The startup aims to provide a sustainable and affordable solution for remote communities without clean water sources. It sells its machines to local partners, such as NGOs, cooperatives, or municipalities, who then distribute the water to the end-users at a low cost. It also offers a pay-as-you-go model, where users can pay for the water using their mobile phones. The startup claims that its water is cheaper and cleaner than bottled water. It also says its machines have a low environmental impact, as they use renewable energy and do not generate any waste.

Kumulus has won several awards since its inception, including the first Vivatech prize for startups in the water sector. The startup has also raised ~$1 million and has expanded to include more computer developers, mechanical engineers and operations managers.

Kubik (Ethiopia & Kenya)

Kubik transforms recycled plastic waste into interlocking building materials, including bricks, beams, and columns. But before you say “That’s not new, I’ve seen it before”, here’s the difference: it’s (actually) affordable. Most people turning plastic into building materials don’t scale significantly. Many operate as non-profits relying on donor grants, while others focus on exporting to Western markets. Why? Their end products turn out too expensive for African consumers.
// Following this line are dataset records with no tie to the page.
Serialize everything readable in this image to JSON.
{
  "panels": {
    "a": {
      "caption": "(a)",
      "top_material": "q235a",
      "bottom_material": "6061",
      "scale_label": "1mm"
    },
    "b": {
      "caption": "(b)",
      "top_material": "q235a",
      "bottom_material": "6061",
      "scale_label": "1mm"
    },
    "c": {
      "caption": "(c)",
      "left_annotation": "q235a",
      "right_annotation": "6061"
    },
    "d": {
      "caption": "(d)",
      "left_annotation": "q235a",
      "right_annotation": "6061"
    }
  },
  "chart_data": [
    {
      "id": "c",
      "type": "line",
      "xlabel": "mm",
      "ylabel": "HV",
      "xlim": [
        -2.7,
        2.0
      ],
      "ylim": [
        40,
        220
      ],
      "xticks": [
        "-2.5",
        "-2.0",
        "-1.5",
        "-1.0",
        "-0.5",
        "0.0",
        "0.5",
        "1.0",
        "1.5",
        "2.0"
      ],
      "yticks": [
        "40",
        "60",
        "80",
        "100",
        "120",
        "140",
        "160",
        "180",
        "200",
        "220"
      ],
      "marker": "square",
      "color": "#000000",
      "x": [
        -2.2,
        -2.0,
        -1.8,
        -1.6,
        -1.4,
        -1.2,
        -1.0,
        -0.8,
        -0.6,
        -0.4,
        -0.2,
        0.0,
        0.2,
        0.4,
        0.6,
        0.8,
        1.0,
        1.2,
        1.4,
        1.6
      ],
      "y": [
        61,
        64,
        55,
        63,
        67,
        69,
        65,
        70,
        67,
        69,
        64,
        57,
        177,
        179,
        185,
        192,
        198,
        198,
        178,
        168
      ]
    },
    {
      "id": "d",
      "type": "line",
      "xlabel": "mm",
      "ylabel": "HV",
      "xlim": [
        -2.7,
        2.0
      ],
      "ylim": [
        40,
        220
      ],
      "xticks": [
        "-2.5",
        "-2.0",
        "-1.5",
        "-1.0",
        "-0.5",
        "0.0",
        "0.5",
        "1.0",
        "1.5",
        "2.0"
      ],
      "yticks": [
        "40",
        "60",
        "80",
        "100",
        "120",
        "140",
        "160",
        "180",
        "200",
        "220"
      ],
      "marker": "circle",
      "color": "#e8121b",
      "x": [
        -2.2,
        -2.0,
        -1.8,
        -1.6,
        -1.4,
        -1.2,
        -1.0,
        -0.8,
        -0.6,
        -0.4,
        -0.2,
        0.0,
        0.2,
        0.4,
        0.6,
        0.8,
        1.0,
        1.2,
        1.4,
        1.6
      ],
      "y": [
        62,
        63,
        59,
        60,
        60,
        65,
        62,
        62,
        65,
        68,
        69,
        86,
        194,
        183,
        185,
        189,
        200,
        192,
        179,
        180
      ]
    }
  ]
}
However, Kidus Asfaw and Penda Marre, Kubik’s founders have built an innovative business model that enables it to sell at scale. This way, it can tackle the two elephants in the room: Africa’s housing deficit and waste problems. In Ethiopia, where it recently started operations, there’s a housing deficit of around 1.2 million units, requiring 381,000 new units annually. In contrast, only 165,000 units are produced each year.

A classroom built using recycled plastics

Kubik makes the business profitable by keeping a lean model. Firstly, they don’t collect waste directly. Instead, it focuses on incentivising collectors to sell their plastic waste to them. They also focus on plastics that are not in high demand by other recyclers. Then, it sells its finished products primarily to real estate developers. This way, Kubik sells these building materials for over 40% less than traditional cement bricks. Now, it removes 45,000 kg of plastic waste from landfills every day. The startup has won several awards, including the Global Startup Awards in April. In June, the company raised $3.34 million in seed funding.

Medbox (Ghana)

We often talk about how telemedicine is vital to saving African healthcare. There aren’t nearly enough hospitals to cater to residents (we have ~1 hospital bed per 100,000 people). Yet one (obvious) limitation often stares us in the face: several diagnoses cannot happen over the phone. That’s why Emmanuel Ofori Devi made MEDBOX, a healthcare monitoring system which records a patient’s vitals and immediately transmits them to healthcare professionals.

Devi aims for MEDBOX to save chronically ill people from having to spend time and money travelling to receive medical attention or collect their pharmaceuticals by using the device in the comfort of their homes.